Background. Benznidazole is the drug of choice for Chagas disease. The major drawback of this drug is the high adverse events rate, being cutaneous reactions the most frequent one, leading to definitive withdrawal of treatment in 15%–30% of patients.
Methods. Prospective observational study where adult Chagas disease patients accepting to receive benznidazole (100 mg/8 hours for 60 days) were included. The objective was to characterize the skin toxicity of benznidazole in patients with Chagas disease, determine the serum cytokine profile, and evaluate the potential association with specific HLA alleles and benznidazole concentration. Serum cytokine levels were measured at day 0, 15, and 60 of treatment. Class I and II HLA alleles were determined. When cutaneous reaction was detected, a skin biopsy was performed. Serum benznidazole concentration was determined at the time of cutaneous reaction, or at day 15 of treatment.

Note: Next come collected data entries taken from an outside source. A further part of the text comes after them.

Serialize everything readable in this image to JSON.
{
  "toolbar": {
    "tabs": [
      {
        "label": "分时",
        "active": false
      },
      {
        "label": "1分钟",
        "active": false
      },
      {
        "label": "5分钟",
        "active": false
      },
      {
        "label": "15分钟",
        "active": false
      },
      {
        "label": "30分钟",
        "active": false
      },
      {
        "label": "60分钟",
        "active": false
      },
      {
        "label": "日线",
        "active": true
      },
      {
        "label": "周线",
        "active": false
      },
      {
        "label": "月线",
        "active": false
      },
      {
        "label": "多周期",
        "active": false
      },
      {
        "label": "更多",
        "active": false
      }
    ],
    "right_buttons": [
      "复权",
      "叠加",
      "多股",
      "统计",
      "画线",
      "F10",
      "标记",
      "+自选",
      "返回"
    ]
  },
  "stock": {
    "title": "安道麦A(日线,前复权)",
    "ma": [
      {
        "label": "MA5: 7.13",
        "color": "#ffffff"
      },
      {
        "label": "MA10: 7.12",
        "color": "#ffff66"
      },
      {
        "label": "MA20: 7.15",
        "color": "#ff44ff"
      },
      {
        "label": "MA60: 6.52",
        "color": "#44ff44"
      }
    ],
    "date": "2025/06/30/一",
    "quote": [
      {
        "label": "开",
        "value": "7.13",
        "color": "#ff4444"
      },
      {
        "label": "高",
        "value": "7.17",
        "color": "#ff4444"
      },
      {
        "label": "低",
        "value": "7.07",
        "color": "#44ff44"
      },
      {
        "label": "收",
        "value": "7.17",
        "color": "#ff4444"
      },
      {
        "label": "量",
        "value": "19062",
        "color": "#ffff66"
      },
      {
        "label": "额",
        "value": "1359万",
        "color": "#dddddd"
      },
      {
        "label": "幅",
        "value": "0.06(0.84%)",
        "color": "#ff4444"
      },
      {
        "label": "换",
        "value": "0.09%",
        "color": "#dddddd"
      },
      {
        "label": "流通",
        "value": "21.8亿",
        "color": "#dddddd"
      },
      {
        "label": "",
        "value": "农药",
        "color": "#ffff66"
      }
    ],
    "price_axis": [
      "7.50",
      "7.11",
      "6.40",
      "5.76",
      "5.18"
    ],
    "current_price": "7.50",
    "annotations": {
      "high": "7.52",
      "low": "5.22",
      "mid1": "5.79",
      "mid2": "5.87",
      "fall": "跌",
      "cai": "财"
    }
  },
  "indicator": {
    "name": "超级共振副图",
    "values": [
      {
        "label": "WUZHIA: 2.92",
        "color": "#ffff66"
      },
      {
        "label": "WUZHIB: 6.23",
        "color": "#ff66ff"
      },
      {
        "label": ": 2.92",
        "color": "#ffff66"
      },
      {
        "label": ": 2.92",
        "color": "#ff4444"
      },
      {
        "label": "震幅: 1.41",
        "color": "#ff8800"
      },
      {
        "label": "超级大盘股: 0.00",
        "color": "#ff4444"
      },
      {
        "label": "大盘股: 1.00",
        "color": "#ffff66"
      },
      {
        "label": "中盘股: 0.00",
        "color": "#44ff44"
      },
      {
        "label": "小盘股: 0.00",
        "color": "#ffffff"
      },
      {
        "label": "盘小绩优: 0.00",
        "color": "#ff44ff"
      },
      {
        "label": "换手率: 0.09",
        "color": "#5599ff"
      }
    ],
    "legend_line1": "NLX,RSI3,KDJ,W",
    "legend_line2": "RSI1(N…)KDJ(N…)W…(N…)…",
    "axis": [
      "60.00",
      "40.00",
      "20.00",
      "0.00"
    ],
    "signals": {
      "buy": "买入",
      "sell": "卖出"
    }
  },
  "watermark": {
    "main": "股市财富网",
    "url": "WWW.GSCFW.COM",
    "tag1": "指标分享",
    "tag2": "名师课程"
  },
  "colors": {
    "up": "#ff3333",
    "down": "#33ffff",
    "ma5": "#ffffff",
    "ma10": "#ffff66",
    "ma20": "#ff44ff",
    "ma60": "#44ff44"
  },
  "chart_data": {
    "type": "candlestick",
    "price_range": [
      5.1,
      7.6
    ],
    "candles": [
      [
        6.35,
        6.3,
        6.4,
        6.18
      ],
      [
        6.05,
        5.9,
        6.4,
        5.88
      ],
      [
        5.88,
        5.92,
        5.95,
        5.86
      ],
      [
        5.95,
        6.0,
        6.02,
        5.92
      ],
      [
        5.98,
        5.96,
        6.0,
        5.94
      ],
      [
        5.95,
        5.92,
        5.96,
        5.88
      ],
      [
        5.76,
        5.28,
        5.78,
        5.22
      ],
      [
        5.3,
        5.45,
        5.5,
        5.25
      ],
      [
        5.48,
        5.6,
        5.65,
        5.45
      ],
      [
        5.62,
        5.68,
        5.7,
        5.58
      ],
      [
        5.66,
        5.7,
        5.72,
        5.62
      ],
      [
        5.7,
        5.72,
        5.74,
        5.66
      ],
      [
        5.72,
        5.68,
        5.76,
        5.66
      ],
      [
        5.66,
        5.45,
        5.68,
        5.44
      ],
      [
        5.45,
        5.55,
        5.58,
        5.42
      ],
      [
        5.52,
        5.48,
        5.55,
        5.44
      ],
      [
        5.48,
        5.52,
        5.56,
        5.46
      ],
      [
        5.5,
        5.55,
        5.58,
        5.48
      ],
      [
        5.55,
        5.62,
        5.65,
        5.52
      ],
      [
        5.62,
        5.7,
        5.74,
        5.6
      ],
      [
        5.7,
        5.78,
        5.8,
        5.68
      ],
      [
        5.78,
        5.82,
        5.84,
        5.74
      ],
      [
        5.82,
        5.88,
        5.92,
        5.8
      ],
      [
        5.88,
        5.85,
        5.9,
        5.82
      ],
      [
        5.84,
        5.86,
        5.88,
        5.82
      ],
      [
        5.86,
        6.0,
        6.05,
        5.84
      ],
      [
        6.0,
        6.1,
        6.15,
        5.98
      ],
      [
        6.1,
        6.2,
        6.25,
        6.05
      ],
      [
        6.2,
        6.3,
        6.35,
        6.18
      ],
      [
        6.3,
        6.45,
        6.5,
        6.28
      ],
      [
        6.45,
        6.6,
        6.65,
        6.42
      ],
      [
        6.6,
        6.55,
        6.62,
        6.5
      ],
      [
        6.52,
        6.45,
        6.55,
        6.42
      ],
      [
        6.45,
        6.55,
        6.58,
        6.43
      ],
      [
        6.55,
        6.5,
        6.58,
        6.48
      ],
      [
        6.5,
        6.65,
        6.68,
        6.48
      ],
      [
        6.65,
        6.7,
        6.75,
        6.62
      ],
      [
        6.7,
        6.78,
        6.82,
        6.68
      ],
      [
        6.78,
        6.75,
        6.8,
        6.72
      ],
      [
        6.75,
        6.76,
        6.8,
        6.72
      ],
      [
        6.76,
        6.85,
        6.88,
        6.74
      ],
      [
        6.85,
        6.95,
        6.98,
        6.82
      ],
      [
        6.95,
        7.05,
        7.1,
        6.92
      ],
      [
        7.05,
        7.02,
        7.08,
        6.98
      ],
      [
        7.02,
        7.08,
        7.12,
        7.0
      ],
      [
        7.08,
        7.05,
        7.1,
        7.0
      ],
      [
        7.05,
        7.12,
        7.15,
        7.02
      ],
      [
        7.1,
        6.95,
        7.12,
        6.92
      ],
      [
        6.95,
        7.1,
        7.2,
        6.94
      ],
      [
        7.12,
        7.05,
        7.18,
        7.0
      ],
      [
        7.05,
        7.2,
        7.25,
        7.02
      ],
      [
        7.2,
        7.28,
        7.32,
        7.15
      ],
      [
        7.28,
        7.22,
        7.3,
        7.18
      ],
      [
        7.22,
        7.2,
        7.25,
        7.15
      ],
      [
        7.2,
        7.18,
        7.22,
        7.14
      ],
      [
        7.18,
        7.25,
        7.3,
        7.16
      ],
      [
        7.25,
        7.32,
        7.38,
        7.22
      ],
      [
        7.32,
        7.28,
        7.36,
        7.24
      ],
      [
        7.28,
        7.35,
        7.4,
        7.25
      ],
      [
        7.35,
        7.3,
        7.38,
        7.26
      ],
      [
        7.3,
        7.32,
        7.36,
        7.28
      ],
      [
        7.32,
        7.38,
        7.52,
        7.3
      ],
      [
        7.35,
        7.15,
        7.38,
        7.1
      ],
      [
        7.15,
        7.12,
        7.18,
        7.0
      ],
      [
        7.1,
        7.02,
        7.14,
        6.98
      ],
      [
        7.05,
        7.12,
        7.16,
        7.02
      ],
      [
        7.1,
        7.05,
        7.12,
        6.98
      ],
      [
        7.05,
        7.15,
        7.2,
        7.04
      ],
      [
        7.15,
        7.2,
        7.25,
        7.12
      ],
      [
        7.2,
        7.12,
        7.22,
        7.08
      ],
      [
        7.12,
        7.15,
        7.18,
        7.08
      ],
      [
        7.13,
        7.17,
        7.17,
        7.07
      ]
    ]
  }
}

Results. Fifty-two patients were included, 20(38.5%) had cutaneous reaction, and median time of appearance was 9 days. Skin biopsies showed histopathological findings consistent with drug eruption. Patients with cutaneous drug-reaction had higher proportion of eosinophilia during treatment, and higher interleukin (IL)-5 and IL-10 serum concentrations at day 15 of treatment than those without cutaneous reaction. Treatment interruption (that included moderate-severe cutaneous reactions) was more frequent in patients carrying HLA-B*3505 allele (45.5% vs 15.4%, P = .033). No differences in benznidazole serum concentration were found.
Conclusions. Benznidazole related cutaneous reaction rate is high, and it was produced by a delayed hypersensitivity reaction with a Th2 response. Carrying HLA-B*3505 allele could be associated with moderate-severe cutaneous reaction.